OOS 50-4
Harvard Forest LTER program: The role of historical studies in ecological research and conservation planning

Wednesday, August 12, 2015: 2:30 PM
317, Baltimore Convention Center
David R. Foster, Harvard Forest, Harvard University, Petersham, MA
Background/Question/Methods

The guiding question of the Harvard Forest LTER program: What will be the multiple and interactive effects of climate change, natural disturbances, biotic interactions, human land-use, and forest dynamics on landscape-scale ecosystem dynamics, processes, and services over the next 50 years? How do these insights inform and motivate conservation action in the face of future land-use and environmental change?

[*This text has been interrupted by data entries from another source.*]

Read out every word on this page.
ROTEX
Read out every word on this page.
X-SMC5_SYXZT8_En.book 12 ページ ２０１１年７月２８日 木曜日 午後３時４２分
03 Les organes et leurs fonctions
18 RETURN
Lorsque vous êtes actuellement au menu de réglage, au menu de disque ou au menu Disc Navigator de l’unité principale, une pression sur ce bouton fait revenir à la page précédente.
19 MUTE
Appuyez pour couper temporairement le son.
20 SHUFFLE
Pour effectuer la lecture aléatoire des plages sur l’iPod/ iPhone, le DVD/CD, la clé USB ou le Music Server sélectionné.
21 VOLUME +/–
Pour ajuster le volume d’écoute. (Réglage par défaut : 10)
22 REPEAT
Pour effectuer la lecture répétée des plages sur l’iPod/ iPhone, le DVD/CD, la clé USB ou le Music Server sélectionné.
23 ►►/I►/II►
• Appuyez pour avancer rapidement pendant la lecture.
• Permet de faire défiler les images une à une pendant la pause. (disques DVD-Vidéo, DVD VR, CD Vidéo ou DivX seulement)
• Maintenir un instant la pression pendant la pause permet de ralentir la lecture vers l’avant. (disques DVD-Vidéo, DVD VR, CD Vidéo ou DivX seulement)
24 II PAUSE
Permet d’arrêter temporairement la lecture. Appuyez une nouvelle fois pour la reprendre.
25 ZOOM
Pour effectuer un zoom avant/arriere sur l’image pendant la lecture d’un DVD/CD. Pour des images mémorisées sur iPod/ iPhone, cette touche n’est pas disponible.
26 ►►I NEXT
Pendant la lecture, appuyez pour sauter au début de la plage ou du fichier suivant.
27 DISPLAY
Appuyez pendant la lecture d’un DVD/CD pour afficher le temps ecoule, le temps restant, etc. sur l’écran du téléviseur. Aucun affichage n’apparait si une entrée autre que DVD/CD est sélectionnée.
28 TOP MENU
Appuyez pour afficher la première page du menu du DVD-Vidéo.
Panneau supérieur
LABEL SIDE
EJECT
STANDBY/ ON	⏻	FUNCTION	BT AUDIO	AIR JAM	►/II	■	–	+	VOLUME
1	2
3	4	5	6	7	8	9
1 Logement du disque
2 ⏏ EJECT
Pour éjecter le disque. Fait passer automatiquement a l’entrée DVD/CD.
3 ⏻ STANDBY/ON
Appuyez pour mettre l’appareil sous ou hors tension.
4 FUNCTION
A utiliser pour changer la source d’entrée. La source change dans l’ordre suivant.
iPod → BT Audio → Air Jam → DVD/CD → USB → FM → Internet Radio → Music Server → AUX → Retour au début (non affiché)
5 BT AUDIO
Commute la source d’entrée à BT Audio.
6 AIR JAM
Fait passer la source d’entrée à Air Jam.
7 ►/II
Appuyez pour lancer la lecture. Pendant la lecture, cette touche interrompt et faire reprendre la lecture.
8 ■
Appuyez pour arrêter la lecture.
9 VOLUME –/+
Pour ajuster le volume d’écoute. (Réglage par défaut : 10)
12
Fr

 Paleoecological, archaeological, and historical research provide a unique long-term perspective that inform this and related questions concerning human-ecosystem-environment interactions, explicitly: (1) were past environmental and ecological transitions smooth or abrupt and what were their drivers; (2) how do abrupt transitions in one ecosystem relate (in timing and rate) to those in other ecosystems regionally; and (3) how do human actions and land-use regimes shape and/or respond to episodes of rapid changes in climate and vegetation?  In turn, the resulting data sets inform our efforts to forecast future dynamics and scenarios and they play a major role in inspiring and guiding our work in conservation policy, land protection, and management. 

Results/Conclusions

Integrated studies reveal strong evidence for cultural continuity in hunter-gatherer-collector subsistence patterns during pre-history and a negligible role for humans and limited role for fire in shaping vegetation patterns.  Conversely, there is strong evidence that climate exerted a controlling influence structuring biotic assemblages and dynamics; human populations were responsive to these environmental and vegetation changes. Slow progressive changes in climate and plant assemblages were punctuated by abrupt transitions in forest ecosystems associated with rapid changes in temperature and precipitation interacting with extreme droughts.

 Historical land-use (deforestation, agriculture and abandonment, reforestation) conditions most ecosystems today through biotic, structural, and chemical legacies and the inertia of lengthy processes such as soil and forest development, plant dispersal, and animal migration.

 Emerging perspectives for conservation include: recognition that history has provided the region with a remarkable second chance to conserve its forests; motivation to advance forest and agricultural land protection to cope with looming land-use and climate impacts; advocacy for employing historically consistent approaches to land management, especially diversified agriculture rather than fire in maintaining culturally-derived biodiversity; hubris regarding the human capacity to manage environmental disturbances; and a healthy regard for the capacity of natural ecosystems to cope with stress and disturbance.